While this release doesn’t introduce any flashy new features, the changes are meaningful. We’ve refactored several components to use the new naming conventions for environment variables, like JIRA_JPAT and JIRA_AI_PROVIDER. This not only improves code readability but also enhances maintainability. The focus here is on ensuring that the tool remains robust and user-friendly.

What About Dependencies or Configurations?

There are no major changes to dependencies or configurations in this release. The environment variables have been updated, but the underlying functionality remains intact. This means you can continue using the same setup you had before, just with clearer variable names!

Release Info and Links

This is a minor release, version 0.0.45, and you can find more details and download links below:

In summary, while this update may not introduce groundbreaking features, it’s all about making your experience smoother and more intuitive. As always, we appreciate your feedback and support as we continue to improve JIRA Creator!

Happy JIRA-ing!


Release 1.0.3 – Streamlining the OTP Auto-Connect Experience

Hey there, friends! I’m excited to share the latest updates in our project with you. In this release (version 1.0.3), we’ve made some significant changes that improve the overall functionality and user experience. Let’s dive into what’s new!

1. Summary of Changes

This release includes the removal of several old configuration files, the introduction of a new systemd service for better process management, and various updates to the codebase for improved performance and maintainability. Overall, we’ve cleaned up a lot of code and made the setup process smoother.

2. How Does This Change the Project?

With these updates, the project is now easier to configure and manage. The new systemd service allows for automatic startup of the OTP service, ensuring that it runs seamlessly in the background. This is a noticeable improvement for users who want a hassle-free experience when logging in.

3. Bug Fixes, Refactoring, and Feature Enhancements

  • Bug Fixes: We’ve addressed some issues related to the old configuration files that were no longer needed, which helps in reducing confusion and potential errors during setup.
  • Refactoring: The code has been cleaned up significantly, making it easier to read and maintain. For instance, the getpw function has been improved to handle errors more gracefully.
  • Feature Enhancements: The new systemd service (rhotp.service) is a major enhancement, allowing the OTP service to restart automatically if it fails. This ensures that users have a more reliable experience.

4. What About Dependencies or Configurations?

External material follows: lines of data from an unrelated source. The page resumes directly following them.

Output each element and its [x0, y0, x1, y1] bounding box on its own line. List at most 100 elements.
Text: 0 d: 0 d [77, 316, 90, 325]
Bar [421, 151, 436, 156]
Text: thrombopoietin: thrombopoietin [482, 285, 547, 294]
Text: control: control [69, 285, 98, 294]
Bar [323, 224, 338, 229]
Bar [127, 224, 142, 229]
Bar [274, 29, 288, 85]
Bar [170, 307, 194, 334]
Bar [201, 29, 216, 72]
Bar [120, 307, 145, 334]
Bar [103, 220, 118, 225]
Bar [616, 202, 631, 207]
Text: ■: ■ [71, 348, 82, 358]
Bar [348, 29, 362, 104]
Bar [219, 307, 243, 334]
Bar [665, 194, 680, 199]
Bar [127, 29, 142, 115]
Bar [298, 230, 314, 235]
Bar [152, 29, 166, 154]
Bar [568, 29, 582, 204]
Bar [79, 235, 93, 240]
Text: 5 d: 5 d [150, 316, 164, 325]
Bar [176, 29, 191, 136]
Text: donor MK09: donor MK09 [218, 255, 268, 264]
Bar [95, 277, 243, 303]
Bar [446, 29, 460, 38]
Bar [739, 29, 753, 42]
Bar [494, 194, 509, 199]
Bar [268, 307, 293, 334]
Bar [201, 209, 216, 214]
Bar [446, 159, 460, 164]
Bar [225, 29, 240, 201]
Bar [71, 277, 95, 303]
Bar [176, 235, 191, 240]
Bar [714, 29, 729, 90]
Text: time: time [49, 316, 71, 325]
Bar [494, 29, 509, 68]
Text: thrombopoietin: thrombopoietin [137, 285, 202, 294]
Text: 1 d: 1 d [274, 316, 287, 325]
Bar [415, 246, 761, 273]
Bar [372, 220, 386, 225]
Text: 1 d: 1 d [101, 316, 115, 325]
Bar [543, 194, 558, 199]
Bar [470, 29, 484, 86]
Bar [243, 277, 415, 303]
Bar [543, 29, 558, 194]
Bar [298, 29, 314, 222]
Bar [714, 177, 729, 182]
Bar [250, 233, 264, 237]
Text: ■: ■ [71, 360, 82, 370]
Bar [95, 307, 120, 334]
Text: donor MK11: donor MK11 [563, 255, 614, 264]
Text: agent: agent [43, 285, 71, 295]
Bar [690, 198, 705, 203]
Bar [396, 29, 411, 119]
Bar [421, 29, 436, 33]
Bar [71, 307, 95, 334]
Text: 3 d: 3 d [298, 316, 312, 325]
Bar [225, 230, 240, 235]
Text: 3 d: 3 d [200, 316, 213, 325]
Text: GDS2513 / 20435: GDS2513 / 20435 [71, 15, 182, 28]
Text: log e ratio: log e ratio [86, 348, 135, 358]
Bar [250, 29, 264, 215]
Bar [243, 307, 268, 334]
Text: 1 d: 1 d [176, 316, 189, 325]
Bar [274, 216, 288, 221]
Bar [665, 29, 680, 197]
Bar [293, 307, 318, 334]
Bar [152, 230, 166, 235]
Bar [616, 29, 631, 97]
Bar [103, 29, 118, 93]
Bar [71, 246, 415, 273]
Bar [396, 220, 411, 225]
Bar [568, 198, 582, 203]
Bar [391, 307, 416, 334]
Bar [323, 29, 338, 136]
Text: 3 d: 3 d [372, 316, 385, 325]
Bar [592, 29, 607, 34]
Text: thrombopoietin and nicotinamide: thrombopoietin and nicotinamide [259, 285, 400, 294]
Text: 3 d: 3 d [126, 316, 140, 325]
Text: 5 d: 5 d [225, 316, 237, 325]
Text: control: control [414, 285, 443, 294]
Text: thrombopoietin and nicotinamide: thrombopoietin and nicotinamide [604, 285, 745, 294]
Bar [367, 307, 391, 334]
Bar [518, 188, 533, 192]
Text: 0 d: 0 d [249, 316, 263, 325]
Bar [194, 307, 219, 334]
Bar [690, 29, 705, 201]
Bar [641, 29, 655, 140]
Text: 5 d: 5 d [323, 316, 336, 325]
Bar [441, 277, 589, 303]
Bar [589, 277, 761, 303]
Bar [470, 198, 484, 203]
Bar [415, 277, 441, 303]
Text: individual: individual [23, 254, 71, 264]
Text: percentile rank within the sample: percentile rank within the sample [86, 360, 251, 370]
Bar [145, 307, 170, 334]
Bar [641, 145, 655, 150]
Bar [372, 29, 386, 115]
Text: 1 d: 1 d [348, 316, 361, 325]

There were no major changes to dependencies or configurations in this release. However, the removal of the old plist files for macOS users means that those configurations are no longer supported. Users are encouraged to switch to the systemd service for Linux environments.

5. Release Info and Links

This is a minor release, but it packs a punch in terms of usability and code quality. You can find the full details of this release on our GitHub release page.

Thanks for being part of our journey! We’re always looking to improve, so if you have any feedback or suggestions, feel free to reach out. Happy coding!